Baker Hughes announced Tuesday net income for the first quarter 2012 of $379 million, or $0.86 per diluted share. This compares to $0.87 per diluted share for the first quarter 2011, and to adjusted net income (a non-GAAP measure) of $1.22 per diluted share and net income of $0.72 per diluted share for the fourth quarter 2011.
Revenue for the first quarter 2012 was $5.36 billion, up 18 percent compared to $4.53 billion for the first quarter 2011 and down 1 percent compared to $5.39 billion for the fourth quarter 2011.
"Our international business performed very well, relative to the typical seasonal declines we see in the first quarter. In particular, the performance of the Europe/Africa/Russia Caspian segment was excellent, driven by strong results across Africa where we provided drilling and evaluation services on multiple high-profile exploration wells in Nigeria, Angola and Mozambique," said Martin Craighead, Baker Hughes President and Chief Executive Officer. "Our technology enabled us to differentiate on many important new contracts including a high-pressure, high-temperature Wireline contract in Europe, and an Artificial Lift contract for approximately 1,000 wells in Russia. Furthermore, during the quarter we began work on our first Integrated Operations contract in Iraq, and we expect to see further growth in this business throughout the year.
"As previously disclosed, margins in North America were lower than the fourth quarter due to challenges in the Pressure Pumping product line, including the rapid transition from natural gas to oil-directed drilling rig activity, the increasing supply of Pressure Pumping capacity across the market, as well as company specific supply chain challenges. We are addressing our supply chain challenges by improving our distribution network, increasing supplies of critical raw materials and enhancing the utilization of our fleets and other critical assets," Craighead added.

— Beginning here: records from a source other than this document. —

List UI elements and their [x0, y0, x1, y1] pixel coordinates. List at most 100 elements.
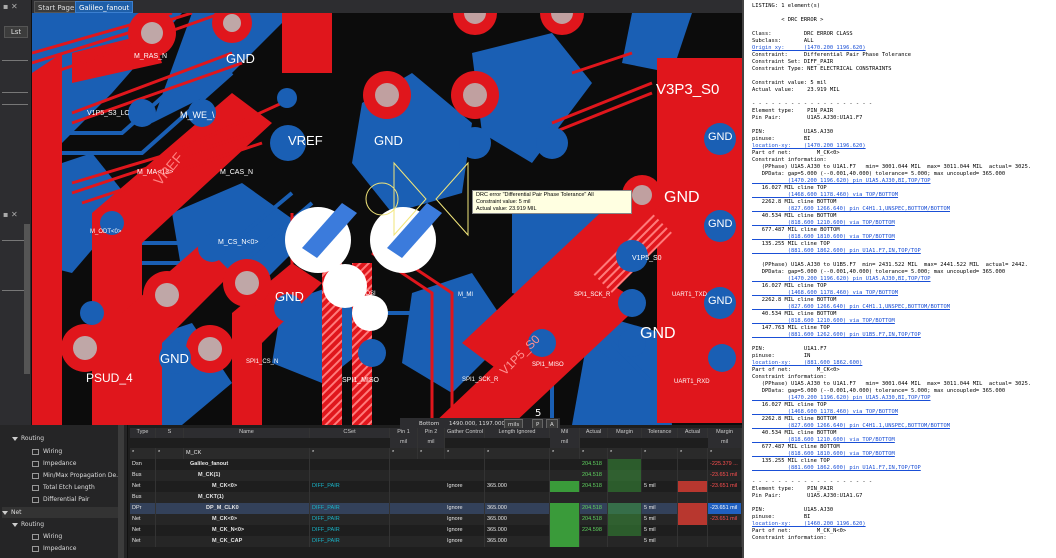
report-line: (818.600 1210.600) via TOP/BOTTOM	[752, 220, 895, 226]
row-actual	[678, 514, 708, 525]
net-label: V1P5_S3_LC	[87, 110, 130, 117]
expand-icon[interactable]	[2, 510, 8, 515]
gnd-label: GND	[640, 325, 676, 342]
report-line: Subclass: ALL	[752, 38, 814, 44]
column-header[interactable]: Name	[184, 428, 310, 438]
row-margin2: -23.651 mil	[708, 481, 742, 492]
report-line: (818.600 1810.600) via TOP/BOTTOM	[752, 451, 895, 457]
list-button[interactable]: Lst	[4, 26, 28, 38]
filter-cell[interactable]: *	[678, 448, 708, 459]
column-header[interactable]: Pin 2	[418, 428, 445, 438]
filter-cell[interactable]: *	[708, 448, 742, 459]
column-header[interactable]: Actual	[678, 428, 708, 438]
tree-item-total-etch[interactable]: Total Etch Length	[32, 482, 95, 493]
report-line: (1470.200 1196.620) pin U1A5.AJ30,BI,TOP…	[752, 276, 931, 282]
filter-cell[interactable]: M_CK	[184, 448, 310, 459]
report-line: pinuse: BI	[752, 136, 811, 142]
tree-label: Total Etch Length	[43, 484, 95, 491]
filter-cell[interactable]: *	[156, 448, 184, 459]
worksheet-icon	[32, 496, 39, 503]
net-label: SPI1_MOSI	[344, 291, 376, 297]
report-line: PIN: U1A5.AJ30	[752, 507, 834, 513]
worksheet-icon	[32, 448, 39, 455]
column-header[interactable]: Pin 1	[390, 428, 418, 438]
filter-cell[interactable]: *	[390, 448, 418, 459]
report-line: (818.600 1810.600) via TOP/BOTTOM	[752, 234, 895, 240]
tree-item-routing[interactable]: Routing	[12, 433, 44, 444]
filter-cell[interactable]: *	[485, 448, 550, 459]
tree-item-wiring[interactable]: Wiring	[32, 446, 62, 457]
row-margin2: -225.379 ...	[708, 459, 742, 470]
row-margin: 204.518	[580, 470, 608, 481]
worksheet-icon	[32, 460, 39, 467]
pin-icon[interactable]: ▪ ✕	[3, 2, 18, 11]
column-header[interactable]: Actual	[580, 428, 608, 438]
report-line: PIN: U1A5.AJ30	[752, 129, 834, 135]
tree-item-routing[interactable]: Routing	[12, 519, 44, 530]
tree-item-impedance[interactable]: Impedance	[32, 543, 76, 554]
report-line: Part of net: M_CK_N<0>	[752, 528, 847, 534]
tree-item-impedance[interactable]: Impedance	[32, 458, 76, 469]
gnd-label: GND	[708, 295, 733, 307]
expand-icon[interactable]	[12, 436, 18, 441]
tree-item-net[interactable]: Net	[2, 507, 120, 518]
tree-item-wiring[interactable]: Wiring	[32, 531, 62, 542]
report-line: (827.600 1266.640) pin C4H1.1,UNSPEC,BOT…	[752, 206, 950, 212]
row-cset: DIFF_PAIR	[310, 525, 390, 536]
row-name: M_CK(1)	[184, 470, 310, 481]
column-header[interactable]: S	[156, 428, 184, 438]
tree-scrollbar[interactable]	[118, 425, 124, 558]
row-length	[485, 492, 550, 503]
tree-item-diff-pair[interactable]: Differential Pair	[32, 494, 89, 505]
column-header[interactable]: Tolerance	[642, 428, 678, 438]
row-margin: 204.518	[580, 514, 608, 525]
panel-pin-icon[interactable]: ▪ ✕	[3, 210, 18, 219]
row-cset	[310, 492, 390, 503]
drc-tooltip: DRC error "Differential Pair Phase Toler…	[472, 190, 632, 214]
gnd-label: GND	[226, 51, 255, 66]
row-margin: 204.518	[580, 459, 608, 470]
net-label: M_CS_N<0>	[218, 239, 259, 246]
filter-cell[interactable]: *	[608, 448, 642, 459]
report-line: (1468.600 1178.460) via TOP/BOTTOM	[752, 409, 899, 415]
report-line: pinuse: IN	[752, 353, 811, 359]
row-cset: DIFF_PAIR	[310, 536, 390, 547]
report-line: (PPhase) U1A5.AJ30 to U1B5.F7 min= 2431.…	[752, 262, 1028, 268]
column-header[interactable]: Margin	[608, 428, 642, 438]
tree-label: Impedance	[43, 545, 77, 552]
column-header[interactable]: CSet	[310, 428, 390, 438]
report-line: (1468.600 1178.460) via TOP/BOTTOM	[752, 192, 899, 198]
row-tolerance: 5 mil	[642, 514, 678, 525]
column-header[interactable]: Margin	[708, 428, 742, 438]
filter-cell[interactable]: *	[445, 448, 485, 459]
pass-indicator	[608, 481, 642, 492]
row-tolerance	[642, 470, 678, 481]
column-header[interactable]: Mil	[550, 428, 580, 438]
pass-indicator	[608, 525, 642, 536]
row-gather	[445, 492, 485, 503]
gnd-label: GND	[275, 289, 304, 304]
filter-cell[interactable]: *	[130, 448, 156, 459]
row-tolerance: 5 mil	[642, 503, 678, 514]
scrollbar[interactable]	[24, 224, 30, 374]
column-header[interactable]: Length Ignored	[485, 428, 550, 438]
net-label: SPI1_SCK_R	[574, 292, 611, 298]
row-margin2: -23.651 mil	[708, 470, 742, 481]
tab-galileo-fanout[interactable]: Galileo_fanout	[75, 1, 134, 13]
expand-icon[interactable]	[12, 522, 18, 527]
pcb-canvas[interactable]: GND GND VREF GND GND GND GND GND GND GND…	[32, 13, 742, 425]
filter-cell[interactable]: *	[310, 448, 390, 459]
report-line: 2262.8 MIL cline BOTTOM	[752, 416, 837, 422]
column-header[interactable]: Type	[130, 428, 156, 438]
filter-cell[interactable]: *	[550, 448, 580, 459]
column-header[interactable]: Gather Control	[445, 428, 485, 438]
filter-cell[interactable]: *	[418, 448, 445, 459]
filter-cell[interactable]: *	[580, 448, 608, 459]
tab-start-page[interactable]: Start Page	[34, 1, 79, 13]
report-line: DPData: gap=5.000 (--0.001,40.000) toler…	[752, 171, 1006, 177]
report-line: Pin Pair: U1A5.AJ30:U1A1.F7	[752, 115, 863, 121]
tree-item-propagation[interactable]: Min/Max Propagation De...	[32, 470, 122, 481]
report-line: 2262.8 MIL cline BOTTOM	[752, 297, 837, 303]
report-line: Element type: PIN_PAIR	[752, 486, 834, 492]
filter-cell[interactable]: *	[642, 448, 678, 459]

"We expect to realize significant benefits from these improvements in the second half of 2012; however, it is clear that the overall market is experiencing pricing pressure that is likely to extend throughout 2012.
"Our other product lines continue to post impressive revenue and operating results in North America," Craighead continued. "Our technological advantages across many of our product lines continue to drive superior performance, and the shift to oil-directed drilling has been very beneficial for our Drilling, Completions, Upstream Chemicals and Artificial Lift product lines."
Debt increased by $449 million to $4.52 billion compared to the fourth quarter 2011. Cash decreased by $270 million to $780 million compared to the fourth quarter 2011.
Capital expenditures were $671 million, depreciation and amortization expense was $363 million, and dividend payments were $65 million in the first quarter 2012.
Adjusted EBITDA (a non-GAAP measure) in the first quarter 2012 was $990 million, down $194 million sequentially.